When the 88-year-old first found out that she had been nominated, she didn’t think much of it, believing that several people would be nominated, but her daughters got her to go to the Kinsmen Club of Taber’s Heritage Supper on Feb. 22, when she received the coveted title.
“I thought it was usually they nominate three or four people and somebody wins, so I didn’t pay attention when they phoned and told me I’ve been nominated,” said Leahy. “Then my daughters came and said, “No, it was you (who won)”, so I guess I had to go.
Leahy was honoured in from of a crowd of over 200 people, accompanied by a “fancy” family style dinner, featuring the “nicest I’ve ever tasted in all my life” stuffed pork-lion, and a great band playing jiving music.

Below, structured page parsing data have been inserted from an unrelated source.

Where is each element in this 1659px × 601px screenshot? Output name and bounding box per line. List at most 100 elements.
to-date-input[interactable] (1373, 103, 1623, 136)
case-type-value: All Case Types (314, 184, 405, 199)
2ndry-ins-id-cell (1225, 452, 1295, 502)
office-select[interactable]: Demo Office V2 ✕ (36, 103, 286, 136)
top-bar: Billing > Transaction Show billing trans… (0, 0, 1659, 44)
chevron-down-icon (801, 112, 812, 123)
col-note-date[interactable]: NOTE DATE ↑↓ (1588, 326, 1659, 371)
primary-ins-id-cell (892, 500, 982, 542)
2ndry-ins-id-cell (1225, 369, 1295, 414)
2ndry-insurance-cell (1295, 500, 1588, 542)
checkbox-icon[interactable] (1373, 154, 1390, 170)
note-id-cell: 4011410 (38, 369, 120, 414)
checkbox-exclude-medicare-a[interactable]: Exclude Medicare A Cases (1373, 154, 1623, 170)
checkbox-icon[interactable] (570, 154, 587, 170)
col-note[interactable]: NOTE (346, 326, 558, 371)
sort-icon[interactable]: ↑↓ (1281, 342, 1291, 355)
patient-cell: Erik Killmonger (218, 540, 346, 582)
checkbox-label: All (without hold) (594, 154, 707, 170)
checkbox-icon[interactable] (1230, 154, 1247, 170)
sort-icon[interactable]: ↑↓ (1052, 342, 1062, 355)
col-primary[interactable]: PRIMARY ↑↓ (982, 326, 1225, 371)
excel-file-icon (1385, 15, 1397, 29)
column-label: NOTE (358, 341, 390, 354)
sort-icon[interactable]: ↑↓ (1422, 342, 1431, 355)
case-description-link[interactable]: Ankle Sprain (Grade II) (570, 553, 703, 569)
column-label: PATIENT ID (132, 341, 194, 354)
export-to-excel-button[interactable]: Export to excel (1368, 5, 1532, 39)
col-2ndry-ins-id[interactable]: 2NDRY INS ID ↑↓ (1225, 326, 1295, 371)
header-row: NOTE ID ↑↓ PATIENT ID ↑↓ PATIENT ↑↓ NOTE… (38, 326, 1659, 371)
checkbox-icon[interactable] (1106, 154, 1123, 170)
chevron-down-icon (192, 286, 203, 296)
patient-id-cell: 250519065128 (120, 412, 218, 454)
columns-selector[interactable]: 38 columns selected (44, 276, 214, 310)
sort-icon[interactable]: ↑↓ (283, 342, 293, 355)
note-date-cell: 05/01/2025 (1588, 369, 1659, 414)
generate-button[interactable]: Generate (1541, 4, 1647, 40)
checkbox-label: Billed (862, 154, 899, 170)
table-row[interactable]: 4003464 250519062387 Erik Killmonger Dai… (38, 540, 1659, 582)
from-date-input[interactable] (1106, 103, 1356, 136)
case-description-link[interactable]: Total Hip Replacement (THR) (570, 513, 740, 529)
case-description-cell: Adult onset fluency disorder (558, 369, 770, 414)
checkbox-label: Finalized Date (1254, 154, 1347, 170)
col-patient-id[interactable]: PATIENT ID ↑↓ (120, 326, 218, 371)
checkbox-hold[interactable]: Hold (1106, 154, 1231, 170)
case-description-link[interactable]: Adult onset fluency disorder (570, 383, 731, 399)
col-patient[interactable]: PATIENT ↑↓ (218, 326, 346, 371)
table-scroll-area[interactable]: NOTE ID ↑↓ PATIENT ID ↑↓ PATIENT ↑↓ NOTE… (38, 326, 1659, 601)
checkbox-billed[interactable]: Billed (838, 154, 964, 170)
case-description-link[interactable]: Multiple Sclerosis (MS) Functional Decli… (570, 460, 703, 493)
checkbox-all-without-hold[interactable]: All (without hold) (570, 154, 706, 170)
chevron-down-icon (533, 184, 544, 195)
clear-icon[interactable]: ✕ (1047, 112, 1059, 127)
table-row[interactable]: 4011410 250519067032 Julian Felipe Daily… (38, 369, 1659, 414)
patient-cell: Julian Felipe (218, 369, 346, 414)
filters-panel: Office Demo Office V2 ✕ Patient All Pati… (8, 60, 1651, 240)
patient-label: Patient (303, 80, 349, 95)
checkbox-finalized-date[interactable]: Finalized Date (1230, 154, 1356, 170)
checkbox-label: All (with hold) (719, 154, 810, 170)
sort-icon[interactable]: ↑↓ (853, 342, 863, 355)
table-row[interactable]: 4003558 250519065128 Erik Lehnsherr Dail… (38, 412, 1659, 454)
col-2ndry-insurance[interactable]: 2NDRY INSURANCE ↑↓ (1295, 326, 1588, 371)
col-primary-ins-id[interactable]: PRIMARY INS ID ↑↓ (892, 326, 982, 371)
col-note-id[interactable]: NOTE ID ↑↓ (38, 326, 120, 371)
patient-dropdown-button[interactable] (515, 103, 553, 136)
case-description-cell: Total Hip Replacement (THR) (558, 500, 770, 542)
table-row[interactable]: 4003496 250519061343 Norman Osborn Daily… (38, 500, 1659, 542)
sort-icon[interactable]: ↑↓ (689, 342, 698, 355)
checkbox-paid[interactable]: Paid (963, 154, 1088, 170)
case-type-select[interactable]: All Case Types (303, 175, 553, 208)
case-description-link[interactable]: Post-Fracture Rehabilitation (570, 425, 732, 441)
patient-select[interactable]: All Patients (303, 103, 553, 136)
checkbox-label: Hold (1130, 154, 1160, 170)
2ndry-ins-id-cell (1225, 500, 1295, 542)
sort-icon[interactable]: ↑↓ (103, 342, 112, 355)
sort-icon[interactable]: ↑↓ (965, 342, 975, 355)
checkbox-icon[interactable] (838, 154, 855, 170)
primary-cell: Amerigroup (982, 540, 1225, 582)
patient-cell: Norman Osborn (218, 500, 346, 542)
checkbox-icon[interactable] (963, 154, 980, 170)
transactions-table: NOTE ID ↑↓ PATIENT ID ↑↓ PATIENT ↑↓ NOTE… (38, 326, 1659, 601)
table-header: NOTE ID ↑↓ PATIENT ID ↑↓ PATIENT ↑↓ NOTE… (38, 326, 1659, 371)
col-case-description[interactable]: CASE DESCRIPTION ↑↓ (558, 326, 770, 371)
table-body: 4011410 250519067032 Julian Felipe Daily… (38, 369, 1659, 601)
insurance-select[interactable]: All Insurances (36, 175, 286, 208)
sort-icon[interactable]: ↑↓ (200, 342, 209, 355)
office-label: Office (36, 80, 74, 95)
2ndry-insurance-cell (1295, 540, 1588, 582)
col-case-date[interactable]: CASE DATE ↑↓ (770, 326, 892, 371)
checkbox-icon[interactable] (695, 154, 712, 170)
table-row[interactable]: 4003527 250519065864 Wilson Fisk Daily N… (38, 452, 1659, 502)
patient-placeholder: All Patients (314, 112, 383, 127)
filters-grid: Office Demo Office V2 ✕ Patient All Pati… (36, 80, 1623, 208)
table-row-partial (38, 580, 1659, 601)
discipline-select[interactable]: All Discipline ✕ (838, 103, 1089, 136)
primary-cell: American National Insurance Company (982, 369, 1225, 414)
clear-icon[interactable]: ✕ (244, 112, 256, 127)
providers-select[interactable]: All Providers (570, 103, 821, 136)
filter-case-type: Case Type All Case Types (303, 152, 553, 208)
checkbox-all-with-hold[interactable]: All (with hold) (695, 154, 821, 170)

Leahy is an avid volunteer, having been a member of the Catholic’s Women League for over 60 years, spent several years tutoring adults in the community and used to drive people around to events or appointments if they needed help getting somewhere.
“(I’m) just doing things because I like working with people.”
While she hasn’t done as much volunteering as she used to due to bad knees, Leahy remains active in the community, the CWL and the CNIB.
In the fall of 1979, her daughter, Patcee Leahy Jensen, was shot in an accident and blinded; the two then started the Taber chapter of CNIB, formerly the Canadian National Institute for the Blind, in 1983 with Patcee as president and Leahy as secretary, with 24 people joining almost right away.
“The opportunity came through Lethbridge, to start a group here in Taber, and it’s been very successful ever since,” said Leahy. “It’s not just for blind people, it’s for anybody who has vision problems.”
At the CNIB, they provide help resources to the visual challenged, such as getting people white canes for walking, suppling special magnifiers for reading, teaching how to set up meals so you could find everything and other special gadgets to make life easier.
Leahy learned Braille, spread what was happening in the CNIB meetings around the community and is still active in the organization today. In 2012, Leahy was awarded the Queen Elizabeth II Diamond Jubilee Medal, for all of her hard work and time with the CNIB.
When she is not volunteering, Leahy enjoys making big family dinner for her eight children and grandchilden, with 20-24 attending, and talking to and messaging her family on her Samsung tablet.
“Must of the time I just watch what they’re sending me,” said Leahy. “I did take a course on learning how to use the computer, but its downstairs, and I hate going downstairs, so I let my husband do it.”
Although she does has her suspicions, Leahy is unsure who nominated her for the award, although is very proud and appreciative of receiving the award.
“I am very appreciative of the award from the Kinsmen,” said Leahy.
“I received lots of good wishes from everyone at the event.”